Callista wrote:
I'm not very fond of the puzzle symbol for autism. It seems to cast us as inscrutable puzzles--i.e., far away from everyone else, can't be understood, a problem to be solved... Autism itself as a problem to be solved, as an unknown rather than a relatively well-researched phenomenon... can't know what we're thinking, can't understand what we're saying, can't know what we're doing... worst of all, a person with pieces missing...
"I'm a person, not a puzzle!"
Agree. Don't know who said it first though.
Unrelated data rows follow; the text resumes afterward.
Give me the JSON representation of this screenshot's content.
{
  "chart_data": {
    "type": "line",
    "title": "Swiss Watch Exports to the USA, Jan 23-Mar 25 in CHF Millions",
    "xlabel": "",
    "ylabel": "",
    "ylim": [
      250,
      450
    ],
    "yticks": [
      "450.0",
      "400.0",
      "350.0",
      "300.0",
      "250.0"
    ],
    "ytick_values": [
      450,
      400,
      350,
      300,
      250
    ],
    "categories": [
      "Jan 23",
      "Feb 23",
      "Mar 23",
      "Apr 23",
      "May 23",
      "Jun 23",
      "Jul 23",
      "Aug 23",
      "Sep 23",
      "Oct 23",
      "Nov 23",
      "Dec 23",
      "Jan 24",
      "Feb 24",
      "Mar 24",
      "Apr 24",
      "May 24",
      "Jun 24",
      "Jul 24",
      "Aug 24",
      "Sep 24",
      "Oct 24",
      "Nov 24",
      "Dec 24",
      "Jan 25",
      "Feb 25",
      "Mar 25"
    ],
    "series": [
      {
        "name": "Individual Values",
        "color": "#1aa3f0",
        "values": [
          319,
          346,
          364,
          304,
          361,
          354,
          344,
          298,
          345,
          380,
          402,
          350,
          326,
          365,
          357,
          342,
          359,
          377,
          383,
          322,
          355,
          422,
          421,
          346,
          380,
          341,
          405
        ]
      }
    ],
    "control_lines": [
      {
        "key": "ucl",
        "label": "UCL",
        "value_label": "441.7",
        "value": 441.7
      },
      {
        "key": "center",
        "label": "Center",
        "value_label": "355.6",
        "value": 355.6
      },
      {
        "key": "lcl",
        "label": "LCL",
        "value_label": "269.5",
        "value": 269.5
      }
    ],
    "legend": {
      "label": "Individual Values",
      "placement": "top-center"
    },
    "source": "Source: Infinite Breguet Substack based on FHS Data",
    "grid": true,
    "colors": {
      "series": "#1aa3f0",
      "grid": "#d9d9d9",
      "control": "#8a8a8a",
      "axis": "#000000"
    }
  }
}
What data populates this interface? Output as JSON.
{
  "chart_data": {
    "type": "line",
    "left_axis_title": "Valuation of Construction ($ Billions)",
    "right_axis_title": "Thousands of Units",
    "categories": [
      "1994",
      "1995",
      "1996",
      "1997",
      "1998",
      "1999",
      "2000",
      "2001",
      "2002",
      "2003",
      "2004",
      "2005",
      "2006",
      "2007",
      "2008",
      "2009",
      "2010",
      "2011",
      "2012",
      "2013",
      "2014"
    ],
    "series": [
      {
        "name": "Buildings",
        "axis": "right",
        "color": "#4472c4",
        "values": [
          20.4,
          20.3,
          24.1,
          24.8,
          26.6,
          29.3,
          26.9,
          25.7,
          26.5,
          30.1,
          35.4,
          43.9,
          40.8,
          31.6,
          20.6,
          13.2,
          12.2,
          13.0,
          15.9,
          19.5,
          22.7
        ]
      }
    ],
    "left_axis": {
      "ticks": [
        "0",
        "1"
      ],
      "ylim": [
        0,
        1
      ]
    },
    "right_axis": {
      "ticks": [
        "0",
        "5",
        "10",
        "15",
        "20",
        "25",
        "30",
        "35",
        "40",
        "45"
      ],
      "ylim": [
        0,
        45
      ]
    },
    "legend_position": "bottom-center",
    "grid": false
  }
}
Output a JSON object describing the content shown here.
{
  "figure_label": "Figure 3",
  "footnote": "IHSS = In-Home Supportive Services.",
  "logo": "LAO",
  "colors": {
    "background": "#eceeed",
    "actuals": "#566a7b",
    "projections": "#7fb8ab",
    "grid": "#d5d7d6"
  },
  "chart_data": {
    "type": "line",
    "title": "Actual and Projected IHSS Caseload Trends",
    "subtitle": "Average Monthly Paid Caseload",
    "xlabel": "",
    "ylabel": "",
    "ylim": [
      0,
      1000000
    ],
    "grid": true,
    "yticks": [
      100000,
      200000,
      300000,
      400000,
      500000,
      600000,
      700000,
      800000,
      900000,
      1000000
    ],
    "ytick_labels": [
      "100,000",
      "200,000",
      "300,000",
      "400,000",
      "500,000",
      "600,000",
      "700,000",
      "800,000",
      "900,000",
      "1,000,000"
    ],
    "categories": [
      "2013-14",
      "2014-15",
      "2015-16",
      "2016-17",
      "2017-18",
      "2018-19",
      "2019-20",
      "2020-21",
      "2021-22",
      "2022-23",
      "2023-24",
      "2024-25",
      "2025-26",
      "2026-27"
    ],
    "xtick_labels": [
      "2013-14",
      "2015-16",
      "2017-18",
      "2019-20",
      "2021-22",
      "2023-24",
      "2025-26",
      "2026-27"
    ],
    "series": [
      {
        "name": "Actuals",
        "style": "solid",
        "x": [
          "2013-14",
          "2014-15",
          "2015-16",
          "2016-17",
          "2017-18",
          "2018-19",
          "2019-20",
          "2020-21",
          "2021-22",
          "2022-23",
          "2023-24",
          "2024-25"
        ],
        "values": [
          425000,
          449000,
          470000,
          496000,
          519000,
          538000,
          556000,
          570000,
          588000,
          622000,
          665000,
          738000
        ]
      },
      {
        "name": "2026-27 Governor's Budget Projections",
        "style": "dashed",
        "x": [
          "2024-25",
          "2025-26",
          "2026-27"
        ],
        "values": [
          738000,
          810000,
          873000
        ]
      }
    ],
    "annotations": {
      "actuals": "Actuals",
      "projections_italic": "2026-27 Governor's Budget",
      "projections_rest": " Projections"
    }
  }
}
All of the "puzzle" connotations seem to be of alienation and inscrutability. I don't like this. We are people, part of the world like any other human being. Neither autistic people nor autism itself is a "puzzle".
Prefer the rainbow infinity symbol, personally. It shows support for autistic people themselves. It is the difference between wanting to get rid of autism, or "solve the puzzle", and wanting to help autistics. Social model, disability advocacy versus medical "disease" model.
I tend to look at the puzzle ribbon in a different light, so to speak. I don't see us, the Autistic community, as being the puzzle so much as the world being the puzzle, and us on the spectrum being the odd pieces out, the ones that don't "fit".
Or, alternatively, I've wanted to make a bumper sticker/T-shirt that says, "I'm not a puzzle... YOU [NTs] are!"